Consequences of no agreement (CNA) analysis neutralizes virtually all of a buyer’s attempts to commoditize. It paves the way for productive and more collaborative discussion about what is really being bought and sold. CNA analysis guides you through developing your total value proposition and mapping that value to the customer, one deal at a time, shifting the negotiation conversation away from just pricing.
A CNA statement simply describes one alternative a buyer has if the deal with you falls through. It’s any reason (or tactic) he presents for not accepting your offer, whether it’s true or simply an opening to bargain. Our research on verbal negotiating tactics tells us that in addition to the most common CNA, “I will buy it cheaper from someone else,” there are many other common examples of CNA-related tactics you’ve likely heard over the years.

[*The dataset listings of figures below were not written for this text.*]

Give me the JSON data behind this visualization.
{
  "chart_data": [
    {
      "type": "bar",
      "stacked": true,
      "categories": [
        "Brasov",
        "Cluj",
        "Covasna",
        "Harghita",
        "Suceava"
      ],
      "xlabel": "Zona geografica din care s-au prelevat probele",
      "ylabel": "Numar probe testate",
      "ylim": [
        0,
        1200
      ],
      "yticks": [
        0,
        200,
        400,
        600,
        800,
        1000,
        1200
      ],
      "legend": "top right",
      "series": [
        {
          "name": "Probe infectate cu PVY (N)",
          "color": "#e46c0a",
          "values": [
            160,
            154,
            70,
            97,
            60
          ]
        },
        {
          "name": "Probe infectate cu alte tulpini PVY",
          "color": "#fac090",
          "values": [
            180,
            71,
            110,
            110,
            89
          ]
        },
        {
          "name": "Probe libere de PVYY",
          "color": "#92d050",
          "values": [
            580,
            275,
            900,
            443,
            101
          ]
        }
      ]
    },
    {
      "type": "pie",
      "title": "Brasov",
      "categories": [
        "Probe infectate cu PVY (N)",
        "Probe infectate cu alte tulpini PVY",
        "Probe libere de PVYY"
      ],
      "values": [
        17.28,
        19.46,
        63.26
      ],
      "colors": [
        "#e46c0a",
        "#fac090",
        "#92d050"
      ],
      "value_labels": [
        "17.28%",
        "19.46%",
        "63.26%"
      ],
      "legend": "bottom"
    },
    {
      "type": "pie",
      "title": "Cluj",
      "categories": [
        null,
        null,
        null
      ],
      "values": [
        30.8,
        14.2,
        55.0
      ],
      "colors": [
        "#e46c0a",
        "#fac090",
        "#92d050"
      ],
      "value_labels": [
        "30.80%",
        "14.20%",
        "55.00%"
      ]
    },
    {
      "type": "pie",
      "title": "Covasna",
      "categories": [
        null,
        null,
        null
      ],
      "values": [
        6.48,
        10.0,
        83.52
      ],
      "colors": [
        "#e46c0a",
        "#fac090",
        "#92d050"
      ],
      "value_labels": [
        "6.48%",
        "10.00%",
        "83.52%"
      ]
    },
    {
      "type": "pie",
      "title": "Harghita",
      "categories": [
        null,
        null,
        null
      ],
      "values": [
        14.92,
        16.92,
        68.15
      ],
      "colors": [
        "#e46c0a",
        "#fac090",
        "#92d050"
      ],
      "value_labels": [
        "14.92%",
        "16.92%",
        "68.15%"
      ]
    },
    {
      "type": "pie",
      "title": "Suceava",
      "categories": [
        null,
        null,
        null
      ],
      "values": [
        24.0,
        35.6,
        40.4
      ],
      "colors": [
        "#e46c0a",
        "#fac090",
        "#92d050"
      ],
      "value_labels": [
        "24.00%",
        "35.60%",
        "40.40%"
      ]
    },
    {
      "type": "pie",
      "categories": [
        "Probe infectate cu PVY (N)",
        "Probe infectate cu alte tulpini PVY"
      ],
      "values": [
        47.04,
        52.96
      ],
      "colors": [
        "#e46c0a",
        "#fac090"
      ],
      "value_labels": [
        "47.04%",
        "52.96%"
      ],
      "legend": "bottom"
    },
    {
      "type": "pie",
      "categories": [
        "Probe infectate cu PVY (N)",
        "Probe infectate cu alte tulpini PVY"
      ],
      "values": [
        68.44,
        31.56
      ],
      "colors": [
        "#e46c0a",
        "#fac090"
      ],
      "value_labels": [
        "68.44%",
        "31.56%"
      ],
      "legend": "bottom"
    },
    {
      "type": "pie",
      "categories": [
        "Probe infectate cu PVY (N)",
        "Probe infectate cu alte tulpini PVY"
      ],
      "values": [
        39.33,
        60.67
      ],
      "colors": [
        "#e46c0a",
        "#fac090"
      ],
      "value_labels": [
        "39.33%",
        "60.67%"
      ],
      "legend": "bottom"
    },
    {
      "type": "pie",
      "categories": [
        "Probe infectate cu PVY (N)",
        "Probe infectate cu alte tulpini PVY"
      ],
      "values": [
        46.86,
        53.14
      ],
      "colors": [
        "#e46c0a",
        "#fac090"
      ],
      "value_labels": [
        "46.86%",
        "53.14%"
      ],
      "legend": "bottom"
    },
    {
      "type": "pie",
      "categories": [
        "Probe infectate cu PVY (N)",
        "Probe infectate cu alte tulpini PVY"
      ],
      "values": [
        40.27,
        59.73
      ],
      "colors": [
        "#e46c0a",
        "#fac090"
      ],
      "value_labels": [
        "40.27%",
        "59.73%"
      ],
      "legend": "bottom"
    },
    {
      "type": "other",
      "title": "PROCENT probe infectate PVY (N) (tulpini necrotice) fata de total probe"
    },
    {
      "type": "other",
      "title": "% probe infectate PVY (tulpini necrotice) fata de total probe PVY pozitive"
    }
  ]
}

“I found someone who can do it faster.”
“We have our own print shop.”
“I’m concerned about late deliveries.” (I will choose a supplier with a better delivery record.)
“Your current/past service is/was poor.” (I will choose a supplier with better service.)
“We have some quality issues or back orders.” (I will choose a supplier with higher-quality products.)
“You know, your competitor’s available if necessary.”
“Oh, we do all of that in-house.”
While these tactics differ in flavor, they share a common theme: anytime a buyer refers to an alternative to doing business with you such as buying from a competitor, doing a job in-house, or even just doing nothing, he is comparing the value of your offer to the alternatives as he understands them. He is essentially saying that if our deal doesn’t close, he can get what he wants elsewhere. The consequences of not reaching agreement with you (hence the name consequences of no agreement) are as good as – in fact better than – your offer, thank you very much!
In the heat of the negotiating battle, these common buyer responses are quite effective tactics, prompting many salespeople to make concessions in order to win the business. Most often, however, the buyer’s perspective represented in each CNA is founded on the basis of incomplete facts. From this limited perspective, they view or present their view of your product or service as if it is “the same thing” as everyone else’s.
In reality, if the two parties don’t reach agreement, there will be consequences for both buyer and seller. Notably, you will lose the sale and the buyer loses the opportunity to receive the full value of what your product or business relationship had to offer.
It's your job is to keep this from happening. This is where CNA analysis will come in handy. You can use this extraordinarily powerful tool to research and analyze the CNAs for both sides of a specific deal so you can bring a full understanding of your company’s unique deal-specific value to the negotiation table. It gives you the ability to provide answers before questions are asked.
A world-class negotiator researches, analyzes and understands – in advance – the consequences for both sides of not reaching an agreement, including the soft costs, hard costs and even the possible benefits, both short- and long-term. By determining what will happen should the two sides walk away, the negotiator ultimately gains more power. The side with the better CNA – that is, the one that has less to lose if the deal falls through – naturally has more power.
When CNA analysis is done correctly, tactics based on posturing, bluffing, low-balling and the like suddenly become useless, and buyer decisions or biases based on incomplete data can be revealed for what they are. It enables you to know if a buyer is being truthful when he says he can get the same thing better, faster or cheaper elsewhere, and respond accordingly with facts and knowledge. Without this analysis, your response will just be a reactive shot in the dark. More often, out of necessity, you have been assuming the buyer’s tactics are facts, whether they are really true or not.
This is a good time to reiterate that a discussion about CNA analysis is not about price. Of course, price will eventually be part of the negotiation, but first it is imperative that we establish – for ourselves and, to some extent, on behalf of everyone at the table – exactly “what” we are selling before we can have a meaningful discourse about what it’s worth.
Keeps the Big Picture in Focus
CNA analysis also helps you keep all the pieces of the deal in context. Most buyers, consciously or not, accept a deal when it’s only marginally better than the alternative, and typically without having on hand all the data relevant to the products and value propositions on the table. So when a buyer says, “your stuff is the same as everyone else’s,” he may actually believe what he is saying, perhaps based on a bad analysis or after comparing only one aspect of your value (for example, only your price, service, flexibility or warranty) to the competitor’s. It makes no difference which aspect, as they are all part of the same problem: the buyer is taking one piece of a very complex deal out of context and focusing on it to make their decision.
Your job in this situation, quite simply, is to use the CNA data you collect and analyze to:
Recognize this tactic for what it is, then
Bring the overemphasized piece (or aspect) back into context with the overall deal.